O alvo dessa repreensão é o doleiro Alberto Youssef, que formalizou em Curitiba, no ano de 2003, no caso Banestado, um acordo de colaboração premiada que veio a descumprir, já que não confessou inteiramente suas condutas ilícitas e continuou a delinquir. Anos depois, flagrado no caso Lavajato, o mesmo réu formalizou um novo acordo de colaboração premiada, homologado em 2014 pelo Supremo Tribunal Federal. Este segundo pacto é válido?

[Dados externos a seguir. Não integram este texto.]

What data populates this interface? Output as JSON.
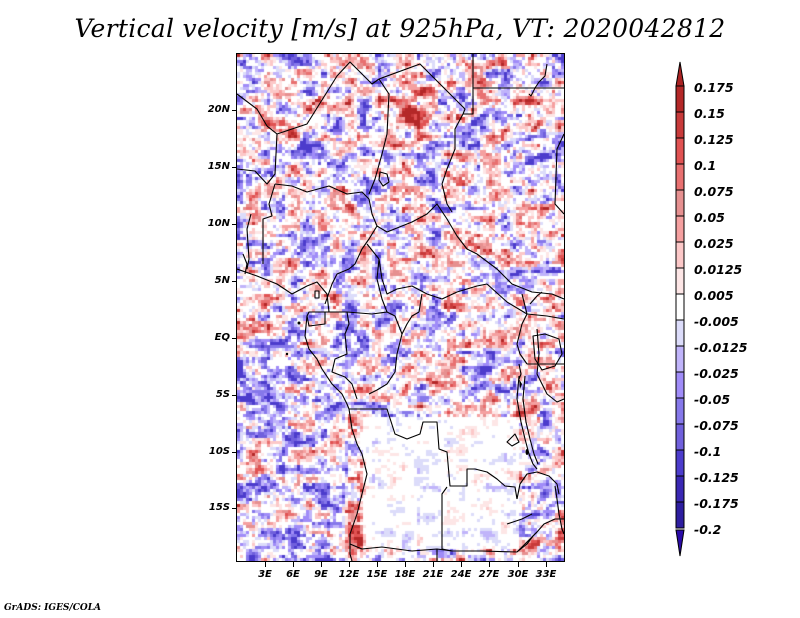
{
  "title": "Vertical velocity [m/s] at 925hPa, VT: 2020042812",
  "footer": "GrADS: IGES/COLA",
  "chart_data": {
    "type": "heatmap",
    "title": "Vertical velocity [m/s] at 925hPa, VT: 2020042812",
    "variable": "Vertical velocity",
    "units": "m/s",
    "level": "925hPa",
    "valid_time": "2020042812",
    "projection": "lat-lon",
    "lon_range": [
      0,
      35
    ],
    "lat_range": [
      -19,
      24.5
    ],
    "x_ticks": [
      {
        "value": 3,
        "label": "3E"
      },
      {
        "value": 6,
        "label": "6E"
      },
      {
        "value": 9,
        "label": "9E"
      },
      {
        "value": 12,
        "label": "12E"
      },
      {
        "value": 15,
        "label": "15E"
      },
      {
        "value": 18,
        "label": "18E"
      },
      {
        "value": 21,
        "label": "21E"
      },
      {
        "value": 24,
        "label": "24E"
      },
      {
        "value": 27,
        "label": "27E"
      },
      {
        "value": 30,
        "label": "30E"
      },
      {
        "value": 33,
        "label": "33E"
      }
    ],
    "y_ticks": [
      {
        "value": 20,
        "label": "20N"
      },
      {
        "value": 15,
        "label": "15N"
      },
      {
        "value": 10,
        "label": "10N"
      },
      {
        "value": 5,
        "label": "5N"
      },
      {
        "value": 0,
        "label": "EQ"
      },
      {
        "value": -5,
        "label": "5S"
      },
      {
        "value": -10,
        "label": "10S"
      },
      {
        "value": -15,
        "label": "15S"
      }
    ],
    "colorbar": {
      "orientation": "vertical",
      "placement": "right",
      "extend": "both",
      "levels": [
        {
          "label": "0.175",
          "color": "#b42828"
        },
        {
          "label": "0.15",
          "color": "#c83a3a"
        },
        {
          "label": "0.125",
          "color": "#e05252"
        },
        {
          "label": "0.1",
          "color": "#e87070"
        },
        {
          "label": "0.075",
          "color": "#e69090"
        },
        {
          "label": "0.05",
          "color": "#f5a0a0"
        },
        {
          "label": "0.025",
          "color": "#fcc8c8"
        },
        {
          "label": "0.0125",
          "color": "#fde6e6"
        },
        {
          "label": "0.005",
          "color": "#ffffff"
        },
        {
          "label": "-0.005",
          "color": "#dcdcfa"
        },
        {
          "label": "-0.0125",
          "color": "#c0b4fa"
        },
        {
          "label": "-0.025",
          "color": "#a08cf8"
        },
        {
          "label": "-0.05",
          "color": "#8678ea"
        },
        {
          "label": "-0.075",
          "color": "#7060dc"
        },
        {
          "label": "-0.1",
          "color": "#4c3ccc"
        },
        {
          "label": "-0.125",
          "color": "#3a28b4"
        },
        {
          "label": "-0.175",
          "color": "#2e1ea0"
        },
        {
          "label": "-0.2",
          "color": ""
        }
      ],
      "top_arrow_color": "#aa2222",
      "bottom_arrow_color": "#2a0aa8"
    },
    "pattern_notes": "Mostly weak noisy values (|w| < 0.05) with stronger positive (red) cells in N Chad/Libya and stronger negative (blue) streaks over ocean SW and NE Sudan; Angola interior near zero (white)."
  }
}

Inteiramente.
Mesmo que houvesse uma tal norma proibitiva no ordenamento jurídico brasileiro – e não há -, a vedação ao benefício legal não poderia valer para sempre, já que entre nós não há sanções de caráter perpétuo. Note-se: mesmo a reincidência penal, decorrente de condenação criminal transitada em julgado, caduca em cinco anos, para todos os fins, nos termos da lei.
A título de comparação, as duas leis brasileiras que preveem os acordos de leniência (art. 86, §12, da Lei 12.529/2011 e artigo 16, §8º, da Lei 12.846/2013) estabelecem prazo de interdição de apenas três anos para a formalização de nova avença, em caso de descumprimento da anterior. Esta regra atende ao princípio da proporcionalidade, ao limitar a sanção por tempo razoável para purgar a violação do compromisso pretérito.
Art. 86. […]
§12. Em caso de descumprimento do acordo de leniência, o beneficiário ficará impedido de celebrar novo acordo de leniência pelo prazo de 3 (três) anos, contado da data de seu julgamento.
Art. 16. […].
§8o Em caso de descumprimento do acordo de leniência, a pessoa jurídica ficará impedida de celebrar novo acordo pelo prazo de 3 (três) anos contados do conhecimento pela administração pública do referido descumprimento.
A suposta impossibilidade jurídica do segundo acordo de Alberto Youssef – ou de quem quer que seja – não tem qualquer fundamento legal. A criação de tal vedação, sem base na lei, é que afrontaria o direito de defesa dos potenciais colaboradores.
Naturalmente, por ocasião da sentença, cumpre ao juiz considerar com mais rigor a credibilidade do colaborador “reincidente”, cujas declarações, como sempre ocorre, deverão àquela altura ter sido corroboradas por prova autônoma.